ISLAMABAD (Dunya News) - Fitch Ratings has reaffirmed Pakistan’s long-term foreign currency rating at ‘B-’ with a stable outlook, pointing to progress in fiscal discipline and economic stability.
The agency said Pakistan’s performance remains broadly aligned with its programme with the International Monetary Fund, which continues to support funding and policy direction. It noted that foreign exchange reserves have improved over the past year, providing some cushion against external shocks.
Fitch also highlighted Pakistan’s diplomatic role in easing regional tensions as a positive factor that could help offset some economic pressures.
However, the report warned that Pakistan remains highly vulnerable to rising global energy prices, as the country depends heavily on oil imports from the Gulf and has limited storage capacity.
The agency said a recent IMF staff-level agreement unlocked about $1.2 billion, which will help stabilise the economy and attract additional international support.
Inflation is expected to rise slightly due to higher energy costs, averaging around 7.9% in FY26, though still much lower than previous highs.
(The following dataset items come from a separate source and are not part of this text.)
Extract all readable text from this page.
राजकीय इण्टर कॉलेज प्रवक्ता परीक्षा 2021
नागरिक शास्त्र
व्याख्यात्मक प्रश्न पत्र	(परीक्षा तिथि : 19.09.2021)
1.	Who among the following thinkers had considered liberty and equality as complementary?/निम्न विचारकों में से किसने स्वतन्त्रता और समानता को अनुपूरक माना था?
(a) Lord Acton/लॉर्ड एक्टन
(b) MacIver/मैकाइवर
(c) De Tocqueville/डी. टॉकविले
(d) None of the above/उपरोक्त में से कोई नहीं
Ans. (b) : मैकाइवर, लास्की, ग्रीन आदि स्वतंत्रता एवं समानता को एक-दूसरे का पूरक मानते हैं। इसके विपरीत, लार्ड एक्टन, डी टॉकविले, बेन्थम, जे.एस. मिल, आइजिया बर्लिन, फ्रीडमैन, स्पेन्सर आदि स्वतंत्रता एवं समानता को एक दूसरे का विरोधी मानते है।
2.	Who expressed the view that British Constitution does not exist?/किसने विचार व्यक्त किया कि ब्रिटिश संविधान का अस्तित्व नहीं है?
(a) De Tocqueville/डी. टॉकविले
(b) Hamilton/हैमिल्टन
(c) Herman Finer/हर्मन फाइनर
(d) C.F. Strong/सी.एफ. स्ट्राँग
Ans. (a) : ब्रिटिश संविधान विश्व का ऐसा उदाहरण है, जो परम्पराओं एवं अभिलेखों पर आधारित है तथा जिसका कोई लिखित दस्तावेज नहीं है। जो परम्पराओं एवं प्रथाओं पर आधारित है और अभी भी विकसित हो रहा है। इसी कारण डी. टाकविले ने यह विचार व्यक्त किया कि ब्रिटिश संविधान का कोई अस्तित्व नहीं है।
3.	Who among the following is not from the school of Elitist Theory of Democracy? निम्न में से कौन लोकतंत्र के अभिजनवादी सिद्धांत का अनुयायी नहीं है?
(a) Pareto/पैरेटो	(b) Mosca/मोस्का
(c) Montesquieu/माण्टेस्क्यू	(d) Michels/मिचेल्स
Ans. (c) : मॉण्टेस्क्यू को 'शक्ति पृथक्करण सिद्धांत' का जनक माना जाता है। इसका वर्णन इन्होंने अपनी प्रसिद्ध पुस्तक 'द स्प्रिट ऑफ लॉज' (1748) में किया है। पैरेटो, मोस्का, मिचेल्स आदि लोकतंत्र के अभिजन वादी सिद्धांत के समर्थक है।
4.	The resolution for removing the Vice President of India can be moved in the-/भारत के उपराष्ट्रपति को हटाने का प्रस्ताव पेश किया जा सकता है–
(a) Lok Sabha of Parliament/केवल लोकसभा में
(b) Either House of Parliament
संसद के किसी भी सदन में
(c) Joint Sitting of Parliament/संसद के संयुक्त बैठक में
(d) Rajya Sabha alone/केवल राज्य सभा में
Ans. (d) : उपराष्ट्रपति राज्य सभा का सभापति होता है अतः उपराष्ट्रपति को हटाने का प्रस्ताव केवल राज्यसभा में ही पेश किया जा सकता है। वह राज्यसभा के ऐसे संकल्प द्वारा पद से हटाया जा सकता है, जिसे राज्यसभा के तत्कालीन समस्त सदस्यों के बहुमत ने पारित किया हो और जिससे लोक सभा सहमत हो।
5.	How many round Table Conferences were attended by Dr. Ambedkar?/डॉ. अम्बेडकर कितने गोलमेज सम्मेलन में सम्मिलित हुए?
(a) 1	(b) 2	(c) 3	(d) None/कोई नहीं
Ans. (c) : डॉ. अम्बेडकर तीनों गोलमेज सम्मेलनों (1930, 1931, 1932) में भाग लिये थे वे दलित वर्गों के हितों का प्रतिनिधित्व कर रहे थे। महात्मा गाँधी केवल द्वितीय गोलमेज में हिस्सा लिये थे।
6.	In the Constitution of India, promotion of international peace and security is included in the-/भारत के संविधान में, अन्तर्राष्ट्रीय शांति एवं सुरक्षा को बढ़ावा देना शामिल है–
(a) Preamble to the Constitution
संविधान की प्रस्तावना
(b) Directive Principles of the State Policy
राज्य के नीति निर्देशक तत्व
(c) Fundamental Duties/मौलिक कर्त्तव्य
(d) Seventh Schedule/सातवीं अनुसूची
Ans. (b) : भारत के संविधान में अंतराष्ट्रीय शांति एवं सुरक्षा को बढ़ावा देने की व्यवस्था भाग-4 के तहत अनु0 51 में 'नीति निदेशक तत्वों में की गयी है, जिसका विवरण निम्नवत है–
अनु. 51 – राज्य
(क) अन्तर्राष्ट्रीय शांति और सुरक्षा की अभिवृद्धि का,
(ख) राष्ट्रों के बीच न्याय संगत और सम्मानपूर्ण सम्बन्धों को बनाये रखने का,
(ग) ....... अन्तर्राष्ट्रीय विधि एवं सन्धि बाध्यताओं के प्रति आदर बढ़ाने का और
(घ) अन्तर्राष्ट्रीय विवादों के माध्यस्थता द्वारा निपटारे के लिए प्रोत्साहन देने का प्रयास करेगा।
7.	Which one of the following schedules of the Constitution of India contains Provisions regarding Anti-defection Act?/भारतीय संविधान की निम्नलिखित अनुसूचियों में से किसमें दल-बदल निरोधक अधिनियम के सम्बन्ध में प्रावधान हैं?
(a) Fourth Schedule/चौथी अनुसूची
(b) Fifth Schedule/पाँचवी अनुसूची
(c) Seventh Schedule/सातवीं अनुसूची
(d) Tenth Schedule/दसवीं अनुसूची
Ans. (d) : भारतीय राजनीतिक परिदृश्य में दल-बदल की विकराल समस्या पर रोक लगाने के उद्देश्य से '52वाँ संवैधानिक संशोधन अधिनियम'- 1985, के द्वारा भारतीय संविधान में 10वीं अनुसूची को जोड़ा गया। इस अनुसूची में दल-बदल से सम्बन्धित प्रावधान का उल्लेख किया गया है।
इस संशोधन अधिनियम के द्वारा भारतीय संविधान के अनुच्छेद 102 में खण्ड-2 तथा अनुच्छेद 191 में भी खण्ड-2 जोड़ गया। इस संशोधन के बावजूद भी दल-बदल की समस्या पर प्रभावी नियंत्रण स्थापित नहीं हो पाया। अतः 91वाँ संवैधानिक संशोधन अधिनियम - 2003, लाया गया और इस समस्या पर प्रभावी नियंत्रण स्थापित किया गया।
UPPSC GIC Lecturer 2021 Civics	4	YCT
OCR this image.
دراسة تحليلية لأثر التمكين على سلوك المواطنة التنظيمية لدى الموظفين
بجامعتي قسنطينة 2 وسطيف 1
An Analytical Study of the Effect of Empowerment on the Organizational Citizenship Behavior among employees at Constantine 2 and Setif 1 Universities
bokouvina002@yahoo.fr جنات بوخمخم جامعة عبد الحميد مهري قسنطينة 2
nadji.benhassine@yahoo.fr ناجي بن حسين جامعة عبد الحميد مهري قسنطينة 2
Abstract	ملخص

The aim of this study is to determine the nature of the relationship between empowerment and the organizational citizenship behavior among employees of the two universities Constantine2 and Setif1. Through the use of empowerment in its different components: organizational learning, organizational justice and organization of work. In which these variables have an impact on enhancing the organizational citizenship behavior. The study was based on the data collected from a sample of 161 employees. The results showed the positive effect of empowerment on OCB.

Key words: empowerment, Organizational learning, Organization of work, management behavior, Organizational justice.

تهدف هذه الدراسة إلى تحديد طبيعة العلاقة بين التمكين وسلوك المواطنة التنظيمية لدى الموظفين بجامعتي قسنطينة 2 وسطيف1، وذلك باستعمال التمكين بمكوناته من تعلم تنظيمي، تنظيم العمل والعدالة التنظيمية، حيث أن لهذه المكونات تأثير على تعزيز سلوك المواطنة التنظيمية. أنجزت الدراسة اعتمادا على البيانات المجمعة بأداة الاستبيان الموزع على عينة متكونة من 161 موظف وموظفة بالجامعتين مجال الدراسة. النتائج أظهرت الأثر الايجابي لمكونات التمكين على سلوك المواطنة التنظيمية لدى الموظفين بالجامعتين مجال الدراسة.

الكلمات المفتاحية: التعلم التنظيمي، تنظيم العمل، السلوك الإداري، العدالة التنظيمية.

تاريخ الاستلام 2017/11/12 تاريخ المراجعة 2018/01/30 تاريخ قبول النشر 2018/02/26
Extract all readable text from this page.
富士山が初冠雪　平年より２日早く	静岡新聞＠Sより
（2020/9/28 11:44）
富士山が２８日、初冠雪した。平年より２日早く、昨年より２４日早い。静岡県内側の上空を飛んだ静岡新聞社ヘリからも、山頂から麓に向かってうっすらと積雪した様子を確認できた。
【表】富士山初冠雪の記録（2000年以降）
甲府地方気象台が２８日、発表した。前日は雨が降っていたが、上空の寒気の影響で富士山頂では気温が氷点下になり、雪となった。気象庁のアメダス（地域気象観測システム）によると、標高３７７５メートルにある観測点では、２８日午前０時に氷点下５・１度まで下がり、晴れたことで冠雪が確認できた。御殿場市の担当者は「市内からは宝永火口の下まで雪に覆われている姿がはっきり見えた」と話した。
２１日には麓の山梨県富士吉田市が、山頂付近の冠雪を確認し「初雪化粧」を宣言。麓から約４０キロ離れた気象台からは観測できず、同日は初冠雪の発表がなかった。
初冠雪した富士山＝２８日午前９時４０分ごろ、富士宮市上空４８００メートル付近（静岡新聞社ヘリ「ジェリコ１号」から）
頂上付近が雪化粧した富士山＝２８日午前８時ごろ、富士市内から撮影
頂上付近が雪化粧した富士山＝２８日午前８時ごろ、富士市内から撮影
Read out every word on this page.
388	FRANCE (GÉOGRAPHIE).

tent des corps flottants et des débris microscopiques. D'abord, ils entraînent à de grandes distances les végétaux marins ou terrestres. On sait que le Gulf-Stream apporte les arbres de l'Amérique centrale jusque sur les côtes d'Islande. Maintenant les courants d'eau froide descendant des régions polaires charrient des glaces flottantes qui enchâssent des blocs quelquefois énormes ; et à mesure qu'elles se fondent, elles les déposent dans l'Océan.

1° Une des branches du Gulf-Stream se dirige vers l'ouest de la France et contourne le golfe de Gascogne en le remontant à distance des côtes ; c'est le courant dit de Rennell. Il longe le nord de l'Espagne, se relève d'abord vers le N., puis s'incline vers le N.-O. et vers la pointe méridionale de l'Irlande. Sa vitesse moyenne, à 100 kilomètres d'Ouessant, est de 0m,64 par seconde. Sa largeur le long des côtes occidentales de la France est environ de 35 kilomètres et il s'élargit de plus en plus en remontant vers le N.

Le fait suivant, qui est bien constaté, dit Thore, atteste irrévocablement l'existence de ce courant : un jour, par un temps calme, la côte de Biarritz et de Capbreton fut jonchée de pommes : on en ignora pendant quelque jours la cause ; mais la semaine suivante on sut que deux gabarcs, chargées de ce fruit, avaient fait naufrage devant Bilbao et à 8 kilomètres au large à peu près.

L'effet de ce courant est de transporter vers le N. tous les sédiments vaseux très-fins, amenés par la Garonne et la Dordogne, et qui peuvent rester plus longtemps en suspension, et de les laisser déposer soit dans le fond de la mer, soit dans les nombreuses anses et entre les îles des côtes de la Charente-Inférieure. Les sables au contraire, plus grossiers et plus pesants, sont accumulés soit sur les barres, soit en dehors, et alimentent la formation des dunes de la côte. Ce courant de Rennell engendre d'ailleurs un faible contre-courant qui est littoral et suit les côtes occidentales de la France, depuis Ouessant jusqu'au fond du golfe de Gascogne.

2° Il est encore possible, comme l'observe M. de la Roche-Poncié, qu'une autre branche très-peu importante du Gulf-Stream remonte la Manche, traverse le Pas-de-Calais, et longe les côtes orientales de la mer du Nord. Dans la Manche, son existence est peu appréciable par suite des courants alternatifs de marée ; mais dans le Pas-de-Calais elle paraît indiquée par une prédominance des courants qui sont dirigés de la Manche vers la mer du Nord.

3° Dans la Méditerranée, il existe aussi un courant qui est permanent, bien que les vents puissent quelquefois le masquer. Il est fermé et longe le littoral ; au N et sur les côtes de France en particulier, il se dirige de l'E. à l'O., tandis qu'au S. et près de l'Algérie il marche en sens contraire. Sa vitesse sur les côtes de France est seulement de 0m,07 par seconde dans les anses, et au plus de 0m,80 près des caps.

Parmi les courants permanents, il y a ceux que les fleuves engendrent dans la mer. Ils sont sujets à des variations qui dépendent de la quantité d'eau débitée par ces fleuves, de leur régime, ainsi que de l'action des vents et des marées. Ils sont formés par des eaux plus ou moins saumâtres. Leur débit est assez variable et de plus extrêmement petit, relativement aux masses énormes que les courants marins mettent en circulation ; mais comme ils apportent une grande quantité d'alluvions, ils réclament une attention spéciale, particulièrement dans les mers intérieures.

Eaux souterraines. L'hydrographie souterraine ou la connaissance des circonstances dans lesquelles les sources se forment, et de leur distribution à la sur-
Economic growth is projected at 3.1%, supported by lower interest rates and improving confidence.
Fitch cautioned that external debt repayments will increase, while foreign exchange reserves may decline to around $21 billion by the end of FY26, covering less than three months of imports.
Despite these challenges, the agency expects fiscal deficits to remain manageable, though Pakistan’s debt levels and reliance on external financing will continue to pose risks.